Я вспоминаю разные квартиры, в которых мне доводилось жить, проводить время, временно появляться, перекантовываться, просыпаться с похмелья… но ни в одной из них я не чувствовал себя так уютно и так на месте, на своем месте, как в мастерской Шурочки. Я улыбался соседям, мыл окна, чистил плиту от копоти и нагара, прибивал гвозди для картин, слушал, как по ночам резко и басовито поют водопроводные трубы или длинно и безответно звонит в квартире наверху телефон, как переставляют мебель, жалобно и протестующе цепляющуюся ножками за паркет и оставляющую на нем царапины… Я распахивал окна и вдыхал морозный утренний запах свежести и нового дня, дарующий нежный румянец щек и заряд бодрости, варил черный кофе, добавляя соль и перец на кончике ножа в турку, чтобы потом, разлив его в миниатюрные чашечки, принести на подносе в комнату и этим ароматом разбудить сонного Шурочку, улыбавшегося мне радостно и открыто, как улыбаются маленькие дети при виде матери… Я любил скрип половиц под его ногами, шорох ключа в замочной скважине, дым его сигареты, дотлевающей в пепельнице, небрежно брошенные на кресле шерстяные носки… Это как песня птицы, парящей в воздухе, как ощущение безграничной свободы и любви, и, пока она есть, ты знаешь, что живешь, потому что вдыхаешь ее полной грудью.
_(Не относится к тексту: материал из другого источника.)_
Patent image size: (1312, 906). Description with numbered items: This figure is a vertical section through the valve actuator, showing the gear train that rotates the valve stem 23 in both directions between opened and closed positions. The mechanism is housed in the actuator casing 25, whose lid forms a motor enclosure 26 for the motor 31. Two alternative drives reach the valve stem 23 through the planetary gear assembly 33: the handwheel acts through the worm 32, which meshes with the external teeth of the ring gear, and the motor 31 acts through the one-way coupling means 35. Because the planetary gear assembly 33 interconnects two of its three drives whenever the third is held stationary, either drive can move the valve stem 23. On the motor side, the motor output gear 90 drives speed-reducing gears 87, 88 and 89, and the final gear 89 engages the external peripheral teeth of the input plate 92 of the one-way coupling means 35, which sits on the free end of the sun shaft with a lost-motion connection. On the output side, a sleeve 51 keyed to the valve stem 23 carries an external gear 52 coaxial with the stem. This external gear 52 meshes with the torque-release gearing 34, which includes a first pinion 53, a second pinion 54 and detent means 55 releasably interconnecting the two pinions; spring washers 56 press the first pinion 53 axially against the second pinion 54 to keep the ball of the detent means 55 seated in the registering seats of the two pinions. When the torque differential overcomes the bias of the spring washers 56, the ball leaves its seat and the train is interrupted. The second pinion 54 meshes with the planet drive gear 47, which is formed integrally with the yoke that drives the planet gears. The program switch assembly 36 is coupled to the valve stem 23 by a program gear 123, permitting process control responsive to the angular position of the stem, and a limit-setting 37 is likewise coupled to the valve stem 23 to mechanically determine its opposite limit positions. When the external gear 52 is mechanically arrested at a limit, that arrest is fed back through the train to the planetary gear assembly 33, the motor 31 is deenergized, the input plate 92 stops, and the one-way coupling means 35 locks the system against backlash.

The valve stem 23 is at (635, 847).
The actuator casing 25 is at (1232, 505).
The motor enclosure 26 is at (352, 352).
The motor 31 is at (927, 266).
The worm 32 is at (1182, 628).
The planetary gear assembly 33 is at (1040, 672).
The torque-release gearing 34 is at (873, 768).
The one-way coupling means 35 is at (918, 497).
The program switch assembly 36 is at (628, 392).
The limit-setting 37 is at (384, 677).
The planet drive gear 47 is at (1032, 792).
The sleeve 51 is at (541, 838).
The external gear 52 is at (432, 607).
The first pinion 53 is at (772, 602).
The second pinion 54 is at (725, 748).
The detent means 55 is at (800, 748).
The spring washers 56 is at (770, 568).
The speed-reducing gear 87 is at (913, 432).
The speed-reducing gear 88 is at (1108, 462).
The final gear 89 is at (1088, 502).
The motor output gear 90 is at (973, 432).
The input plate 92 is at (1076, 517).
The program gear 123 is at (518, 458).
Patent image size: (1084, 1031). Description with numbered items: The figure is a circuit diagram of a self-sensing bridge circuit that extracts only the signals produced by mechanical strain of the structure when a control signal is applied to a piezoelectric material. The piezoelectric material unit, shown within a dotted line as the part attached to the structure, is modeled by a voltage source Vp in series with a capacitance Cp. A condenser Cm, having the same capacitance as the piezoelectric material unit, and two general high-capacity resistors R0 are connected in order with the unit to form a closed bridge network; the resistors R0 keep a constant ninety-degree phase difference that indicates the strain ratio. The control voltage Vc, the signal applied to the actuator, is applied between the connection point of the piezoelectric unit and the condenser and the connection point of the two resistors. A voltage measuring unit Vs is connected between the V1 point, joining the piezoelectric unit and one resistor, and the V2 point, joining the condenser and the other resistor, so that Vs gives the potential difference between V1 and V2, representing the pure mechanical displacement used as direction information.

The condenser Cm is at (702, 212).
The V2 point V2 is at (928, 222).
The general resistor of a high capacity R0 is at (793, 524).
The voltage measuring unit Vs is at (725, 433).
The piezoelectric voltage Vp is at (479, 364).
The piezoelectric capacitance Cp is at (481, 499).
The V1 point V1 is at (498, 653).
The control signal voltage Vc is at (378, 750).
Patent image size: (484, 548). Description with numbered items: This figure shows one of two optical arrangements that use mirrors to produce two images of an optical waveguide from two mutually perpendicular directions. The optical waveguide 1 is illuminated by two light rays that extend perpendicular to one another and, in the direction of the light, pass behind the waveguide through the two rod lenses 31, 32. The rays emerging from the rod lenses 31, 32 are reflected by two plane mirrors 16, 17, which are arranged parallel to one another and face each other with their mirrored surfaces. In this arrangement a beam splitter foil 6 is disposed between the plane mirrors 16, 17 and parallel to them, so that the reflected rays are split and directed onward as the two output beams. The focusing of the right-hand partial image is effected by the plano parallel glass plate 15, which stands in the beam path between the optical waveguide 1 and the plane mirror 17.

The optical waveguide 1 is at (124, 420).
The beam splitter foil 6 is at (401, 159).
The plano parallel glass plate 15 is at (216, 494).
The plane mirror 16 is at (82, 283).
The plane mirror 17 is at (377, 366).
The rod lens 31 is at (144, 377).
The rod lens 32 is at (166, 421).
Мы понимали друг друга с полуслова, читали по глазам, губам, жестам все, что происходило между нами, все, что не надо объяснять словами, чтобы знать…
* * *
Мы жили вместе девять месяцев, столько, сколько нужно женщине, чтобы родить ребенка. А потом я узнал, что ВИЧ-инфицирован. Тогда я нажрался как свинья, приехал к Шурочке и в истерике вывалил перед ним все от и до, включая рассказ о Стефане и Ярике. Трое суток Шурочка не отходил от меня ни на минуту, убаюкивая на руках, как ребенка, вытирая мои слезы, целуя мои щеки, губы, руки, все мое тело. Я пил не просыхая и плакал-плакал-плакал… Именно тогда единственный раз за все время мы занимались любовью. Именно любовью, я почувствовал разницу. Он не дал мне надеть презерватив, а я по глупости и слабости согласился и даже был ему за это благодарен. Это как высшая форма верности и любви, кружащая голову, обволакивающая тебя доселе не ощущаемыми, еще не познанными чувствами. Я никого так никогда не любил на свете, как его, и никого уже не полюблю. Прости, Ким.
На четвертый день он вышел на улицу купить сигарет, коньяка и какой-нибудь еды. Я ждал его долго, несколько невыносимых часов или целые сутки – не помню… Потом бросился искать, бродил по улицам, останавливал прохожих с одним вопросом: не видели ли где высокого красивого парня с льняными волосами. Все только отрицательно качали головой. Только один из дурацких рекламщиков, называемых в народе «бутербродами», носящих на себе рекламы салонов-парикмахерских и прочей лабуды, сказал мне, что вроде недавно какого-то парня сбила машина и его увезла «Скорая». Я бросился обзванивать больницы. По приметам мне сообщили, что похожий парень есть, и пригласили на опознание в морг Боткинской больницы.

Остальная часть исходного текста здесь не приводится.